The Trauma and the Peer Movement Page
What Is Trauma?
Trauma shapes and informs our interactions with ourselves and others. It has a profound impact on our body, mind and spirit, often resulting in isolation, disconnection, learned
helplessness, shame, guilt, rage, self-loathing and adverse physical conditions, including chronic pain and addiction. Traumatic events
can be shocking and terrifying. These can include violence between people, abuse of any kind, neglect, institutionalization, disasters or
war. Trauma often includes betrayal by a trusted person or institution.
With Ourselves
Sometimes, the hardest thing for many trauma survivors to do is to establish a trusting relationship with self. External safety is equally important but sometimes easier than establishing internal safety.
How Prevalent Is Trauma?
Up to 81% of people in psychiatric institutions have experienced trauma, either as children, adults or both (American Journal of Psychiatry 144, 908-913).
RELATIONSHIPS:
What is most damaged by trauma is our capacity to have trusting relationships, with ourselves or with others.

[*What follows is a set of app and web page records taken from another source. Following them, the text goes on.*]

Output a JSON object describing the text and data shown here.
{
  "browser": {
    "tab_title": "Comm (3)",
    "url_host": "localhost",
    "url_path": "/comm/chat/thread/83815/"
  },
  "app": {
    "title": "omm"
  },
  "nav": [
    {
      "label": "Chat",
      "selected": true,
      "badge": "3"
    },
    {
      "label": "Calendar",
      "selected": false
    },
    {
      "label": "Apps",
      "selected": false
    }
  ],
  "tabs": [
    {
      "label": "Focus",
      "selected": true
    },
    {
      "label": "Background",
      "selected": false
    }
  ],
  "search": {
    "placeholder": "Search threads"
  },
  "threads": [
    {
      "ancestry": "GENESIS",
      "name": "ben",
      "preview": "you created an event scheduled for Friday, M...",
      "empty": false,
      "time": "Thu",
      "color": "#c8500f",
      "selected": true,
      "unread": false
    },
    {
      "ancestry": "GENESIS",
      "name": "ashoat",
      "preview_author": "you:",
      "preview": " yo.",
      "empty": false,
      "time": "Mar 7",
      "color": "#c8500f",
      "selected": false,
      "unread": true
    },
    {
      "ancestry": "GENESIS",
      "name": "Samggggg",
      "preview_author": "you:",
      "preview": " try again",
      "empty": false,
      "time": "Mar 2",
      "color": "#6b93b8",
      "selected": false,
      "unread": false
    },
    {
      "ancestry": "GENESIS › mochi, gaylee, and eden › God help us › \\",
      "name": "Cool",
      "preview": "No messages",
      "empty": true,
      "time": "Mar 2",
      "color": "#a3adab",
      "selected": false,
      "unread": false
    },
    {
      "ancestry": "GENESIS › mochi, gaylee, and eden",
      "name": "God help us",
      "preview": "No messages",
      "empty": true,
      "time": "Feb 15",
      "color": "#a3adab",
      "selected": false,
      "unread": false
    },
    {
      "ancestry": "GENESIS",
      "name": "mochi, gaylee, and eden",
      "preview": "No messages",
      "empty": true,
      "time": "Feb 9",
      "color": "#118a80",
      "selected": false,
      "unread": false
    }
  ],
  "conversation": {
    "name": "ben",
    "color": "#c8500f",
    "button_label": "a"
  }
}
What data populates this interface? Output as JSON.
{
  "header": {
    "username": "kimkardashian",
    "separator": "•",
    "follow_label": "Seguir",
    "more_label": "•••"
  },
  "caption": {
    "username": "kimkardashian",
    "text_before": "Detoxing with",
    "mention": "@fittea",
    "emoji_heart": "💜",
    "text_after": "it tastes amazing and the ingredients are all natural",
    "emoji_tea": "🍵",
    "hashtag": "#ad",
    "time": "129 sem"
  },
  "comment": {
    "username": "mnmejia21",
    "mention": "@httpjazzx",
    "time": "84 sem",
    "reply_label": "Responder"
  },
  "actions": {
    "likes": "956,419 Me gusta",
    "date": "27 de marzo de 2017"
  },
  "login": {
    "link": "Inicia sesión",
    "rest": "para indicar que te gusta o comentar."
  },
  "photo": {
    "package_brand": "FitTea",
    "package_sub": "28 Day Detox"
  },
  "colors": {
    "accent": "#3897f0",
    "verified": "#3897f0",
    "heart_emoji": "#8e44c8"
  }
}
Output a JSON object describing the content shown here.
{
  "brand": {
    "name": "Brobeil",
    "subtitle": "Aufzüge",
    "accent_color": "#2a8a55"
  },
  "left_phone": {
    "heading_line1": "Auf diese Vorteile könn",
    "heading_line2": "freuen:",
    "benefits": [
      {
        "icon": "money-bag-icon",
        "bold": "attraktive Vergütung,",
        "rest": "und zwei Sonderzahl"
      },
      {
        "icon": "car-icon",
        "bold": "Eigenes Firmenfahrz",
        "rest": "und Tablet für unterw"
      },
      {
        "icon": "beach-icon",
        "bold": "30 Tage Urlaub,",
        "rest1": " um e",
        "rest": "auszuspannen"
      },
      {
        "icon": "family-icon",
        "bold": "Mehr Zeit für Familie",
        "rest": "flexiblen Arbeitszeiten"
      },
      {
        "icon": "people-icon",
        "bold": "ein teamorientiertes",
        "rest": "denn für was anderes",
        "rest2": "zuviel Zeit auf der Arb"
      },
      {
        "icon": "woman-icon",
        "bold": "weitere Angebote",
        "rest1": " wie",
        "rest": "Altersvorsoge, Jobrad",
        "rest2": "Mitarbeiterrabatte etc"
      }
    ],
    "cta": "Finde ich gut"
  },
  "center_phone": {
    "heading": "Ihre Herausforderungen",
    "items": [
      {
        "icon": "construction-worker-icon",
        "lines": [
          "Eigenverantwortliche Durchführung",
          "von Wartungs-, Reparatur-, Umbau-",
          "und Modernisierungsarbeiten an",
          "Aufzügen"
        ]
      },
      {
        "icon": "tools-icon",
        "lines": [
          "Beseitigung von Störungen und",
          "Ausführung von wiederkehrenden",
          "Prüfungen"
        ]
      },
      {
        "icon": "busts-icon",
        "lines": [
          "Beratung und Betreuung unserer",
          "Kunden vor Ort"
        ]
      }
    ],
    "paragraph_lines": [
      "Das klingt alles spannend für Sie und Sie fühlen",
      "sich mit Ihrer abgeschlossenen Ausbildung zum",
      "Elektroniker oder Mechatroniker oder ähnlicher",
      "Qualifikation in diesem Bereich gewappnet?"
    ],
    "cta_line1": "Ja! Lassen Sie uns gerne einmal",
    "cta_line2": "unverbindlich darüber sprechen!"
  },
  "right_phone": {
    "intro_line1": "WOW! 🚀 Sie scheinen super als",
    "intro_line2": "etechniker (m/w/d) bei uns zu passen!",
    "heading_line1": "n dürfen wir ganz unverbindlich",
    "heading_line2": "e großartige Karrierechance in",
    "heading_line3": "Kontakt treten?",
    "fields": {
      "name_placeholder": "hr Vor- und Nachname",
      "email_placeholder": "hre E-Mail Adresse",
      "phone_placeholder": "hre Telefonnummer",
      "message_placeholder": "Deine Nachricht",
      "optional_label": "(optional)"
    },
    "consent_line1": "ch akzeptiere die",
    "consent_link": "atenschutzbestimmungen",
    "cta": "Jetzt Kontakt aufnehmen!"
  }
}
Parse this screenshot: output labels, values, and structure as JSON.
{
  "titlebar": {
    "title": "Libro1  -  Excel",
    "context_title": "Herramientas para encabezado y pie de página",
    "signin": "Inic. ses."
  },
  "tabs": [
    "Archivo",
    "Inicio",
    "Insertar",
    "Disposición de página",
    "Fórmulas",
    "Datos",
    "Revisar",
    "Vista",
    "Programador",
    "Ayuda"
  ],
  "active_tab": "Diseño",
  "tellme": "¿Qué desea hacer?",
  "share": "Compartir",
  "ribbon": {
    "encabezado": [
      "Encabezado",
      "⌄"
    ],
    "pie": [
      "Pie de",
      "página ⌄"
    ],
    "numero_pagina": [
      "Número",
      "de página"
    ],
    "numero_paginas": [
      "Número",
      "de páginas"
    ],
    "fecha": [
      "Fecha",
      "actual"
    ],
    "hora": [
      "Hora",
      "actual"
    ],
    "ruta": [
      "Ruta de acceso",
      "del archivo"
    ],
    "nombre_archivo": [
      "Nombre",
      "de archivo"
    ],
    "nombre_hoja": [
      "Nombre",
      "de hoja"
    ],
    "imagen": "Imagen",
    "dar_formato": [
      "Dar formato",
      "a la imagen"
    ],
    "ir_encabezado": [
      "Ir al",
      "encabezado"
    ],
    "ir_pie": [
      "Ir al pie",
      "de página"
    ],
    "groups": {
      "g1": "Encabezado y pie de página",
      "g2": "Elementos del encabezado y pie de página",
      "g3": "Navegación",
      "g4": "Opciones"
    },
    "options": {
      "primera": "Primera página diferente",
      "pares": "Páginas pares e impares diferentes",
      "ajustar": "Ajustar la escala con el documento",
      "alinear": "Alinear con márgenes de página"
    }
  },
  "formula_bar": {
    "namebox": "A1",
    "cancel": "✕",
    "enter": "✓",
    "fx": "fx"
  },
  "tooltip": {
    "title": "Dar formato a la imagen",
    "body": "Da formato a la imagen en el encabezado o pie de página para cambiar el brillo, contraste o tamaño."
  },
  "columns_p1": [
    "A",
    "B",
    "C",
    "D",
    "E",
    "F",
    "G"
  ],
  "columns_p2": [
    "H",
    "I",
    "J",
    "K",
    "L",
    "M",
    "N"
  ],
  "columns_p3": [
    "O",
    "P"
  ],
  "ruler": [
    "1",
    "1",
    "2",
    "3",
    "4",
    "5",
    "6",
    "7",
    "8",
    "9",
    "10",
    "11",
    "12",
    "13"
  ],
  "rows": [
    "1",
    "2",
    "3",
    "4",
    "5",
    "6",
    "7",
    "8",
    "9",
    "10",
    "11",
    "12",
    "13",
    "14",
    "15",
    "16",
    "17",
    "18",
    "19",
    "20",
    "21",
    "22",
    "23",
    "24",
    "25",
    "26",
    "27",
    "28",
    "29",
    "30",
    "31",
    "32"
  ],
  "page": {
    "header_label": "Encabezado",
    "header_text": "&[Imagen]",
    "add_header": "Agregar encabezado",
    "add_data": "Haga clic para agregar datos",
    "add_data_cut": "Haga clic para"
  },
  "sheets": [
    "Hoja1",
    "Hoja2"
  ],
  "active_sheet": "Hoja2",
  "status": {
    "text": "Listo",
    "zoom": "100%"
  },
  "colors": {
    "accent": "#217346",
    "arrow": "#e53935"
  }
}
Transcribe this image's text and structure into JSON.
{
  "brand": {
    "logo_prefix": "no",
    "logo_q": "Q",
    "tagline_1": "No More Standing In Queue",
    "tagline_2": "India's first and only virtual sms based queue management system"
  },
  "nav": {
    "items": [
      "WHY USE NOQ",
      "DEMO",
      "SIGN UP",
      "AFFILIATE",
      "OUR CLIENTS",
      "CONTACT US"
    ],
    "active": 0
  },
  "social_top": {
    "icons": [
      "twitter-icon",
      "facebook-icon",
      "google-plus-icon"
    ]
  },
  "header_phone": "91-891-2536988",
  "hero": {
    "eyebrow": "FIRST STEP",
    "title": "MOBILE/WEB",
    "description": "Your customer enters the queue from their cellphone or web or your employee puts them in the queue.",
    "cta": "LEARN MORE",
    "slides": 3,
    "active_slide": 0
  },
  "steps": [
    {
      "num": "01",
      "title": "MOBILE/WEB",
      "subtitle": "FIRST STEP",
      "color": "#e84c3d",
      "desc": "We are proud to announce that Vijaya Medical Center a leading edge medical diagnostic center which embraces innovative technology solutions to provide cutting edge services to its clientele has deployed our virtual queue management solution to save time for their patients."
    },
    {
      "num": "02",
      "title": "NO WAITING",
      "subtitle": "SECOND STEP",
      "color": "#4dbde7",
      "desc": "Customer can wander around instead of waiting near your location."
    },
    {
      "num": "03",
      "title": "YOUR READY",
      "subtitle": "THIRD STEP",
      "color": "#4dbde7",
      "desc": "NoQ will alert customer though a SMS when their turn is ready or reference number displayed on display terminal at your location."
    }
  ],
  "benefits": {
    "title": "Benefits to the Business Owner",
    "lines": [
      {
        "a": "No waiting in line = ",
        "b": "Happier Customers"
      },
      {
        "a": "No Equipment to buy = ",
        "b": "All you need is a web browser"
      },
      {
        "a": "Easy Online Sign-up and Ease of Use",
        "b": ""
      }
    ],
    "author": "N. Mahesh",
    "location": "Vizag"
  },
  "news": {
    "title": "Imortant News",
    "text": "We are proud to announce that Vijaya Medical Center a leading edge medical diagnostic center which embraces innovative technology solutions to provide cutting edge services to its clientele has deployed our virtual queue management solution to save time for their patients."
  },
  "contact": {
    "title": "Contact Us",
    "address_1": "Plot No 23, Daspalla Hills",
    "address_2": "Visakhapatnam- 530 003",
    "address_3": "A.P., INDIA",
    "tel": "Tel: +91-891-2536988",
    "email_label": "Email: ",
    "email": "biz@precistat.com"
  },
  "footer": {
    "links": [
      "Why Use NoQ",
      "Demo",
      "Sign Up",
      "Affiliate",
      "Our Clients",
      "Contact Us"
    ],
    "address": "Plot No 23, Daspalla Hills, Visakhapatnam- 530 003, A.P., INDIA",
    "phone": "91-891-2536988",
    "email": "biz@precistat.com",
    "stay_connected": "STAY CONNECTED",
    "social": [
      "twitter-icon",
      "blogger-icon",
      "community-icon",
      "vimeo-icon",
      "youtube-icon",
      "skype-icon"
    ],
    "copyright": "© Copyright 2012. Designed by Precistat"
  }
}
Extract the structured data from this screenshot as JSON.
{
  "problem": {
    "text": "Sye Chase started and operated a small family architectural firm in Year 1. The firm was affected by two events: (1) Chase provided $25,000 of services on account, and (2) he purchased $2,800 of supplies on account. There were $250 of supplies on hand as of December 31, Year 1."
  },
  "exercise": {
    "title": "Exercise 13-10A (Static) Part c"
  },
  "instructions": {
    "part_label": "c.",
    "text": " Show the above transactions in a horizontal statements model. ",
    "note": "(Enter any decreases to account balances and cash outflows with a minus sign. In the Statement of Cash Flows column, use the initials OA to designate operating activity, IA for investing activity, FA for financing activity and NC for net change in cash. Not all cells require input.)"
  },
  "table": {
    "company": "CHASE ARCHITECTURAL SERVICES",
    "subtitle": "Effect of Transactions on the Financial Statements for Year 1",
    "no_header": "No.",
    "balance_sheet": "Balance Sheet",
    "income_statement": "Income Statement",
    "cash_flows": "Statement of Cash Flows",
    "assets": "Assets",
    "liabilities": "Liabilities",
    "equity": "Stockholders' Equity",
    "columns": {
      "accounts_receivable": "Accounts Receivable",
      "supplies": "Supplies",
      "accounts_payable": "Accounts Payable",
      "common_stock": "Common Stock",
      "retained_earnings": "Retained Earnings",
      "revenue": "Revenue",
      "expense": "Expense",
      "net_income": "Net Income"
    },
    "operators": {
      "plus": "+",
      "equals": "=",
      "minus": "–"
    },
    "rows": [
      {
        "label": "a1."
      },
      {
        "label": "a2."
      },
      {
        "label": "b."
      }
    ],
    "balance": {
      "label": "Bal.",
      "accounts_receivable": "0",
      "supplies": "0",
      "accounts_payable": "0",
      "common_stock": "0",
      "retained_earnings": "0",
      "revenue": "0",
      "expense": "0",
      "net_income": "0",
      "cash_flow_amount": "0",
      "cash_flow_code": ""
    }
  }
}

How Can It Help Us to Understand It?
Regardless of whether we have trauma in our lives, many of our peers do. It can only be to our advantage to have some basic knowledge, so that we can be better friends to ourselves and others and be happier at home, in our communities and at work.
Three Suggested Guidelines to Successful Recovery:
- Healthy relationships ONLY. (Unhealthy relationships trigger our trauma over and over.)
- Dreams and Goals for our future.
- Crisis plans for when we need them.
With Others
We need safe, healthy connected relationships with people, including but not limited to our therapists and treaters. Non-therapeutic relationships with other survivors, recovering people or spiritual contacts are essential to the healing process.
Is There a Best Way to Heal from Trauma?
There are many ways to heal from trauma. There is talk therapy, somatic (or body) based therapy. There is deep memory work, DBT, and many other methods. Different methods work for different people. If one method doesn’t work, you may want to try something else. It is very important to not underestimate our own ability to heal ourselves. Thinking that a therapist or medications on their own will heal us is a mistake.
Does Spirituality Play a Role in Healing?
For many survivors, although certainly not all, spirituality is a rich source of strength and hope. There are as many, many forms of spirituality and no one way will work for all. For some survivors for whom substances became a problem, the 12 step programs work well. For others, it may be Christianity, Buddhism, Islam, spiritualism: the choices are many. The most important question is:
Does it give you hope?
Maintaining Hope is the Most Important Part of Healing from Trauma
Often times, the survivor will be exhausted, frightened, and feeling like this recovery will never change. This is when any source of hope is absolutely essential, along with keeping dreams and goals alive, no matter how distant and unattainable they seem. Just don’t ever, ever give up, because it WILL change, often when you least expect it. Recovery from trauma is hard, hard work.
Adult Traumas and Psychiatric Trauma
Recovering from trauma such as restraint and seclusion is also very possible, and survivors can use the same therapeutic options as survivors of childhood trauma. Often, what happens in the mental health system reinforces childhood traumas as well as creating new, adult traumas. These traumas can be healed as well.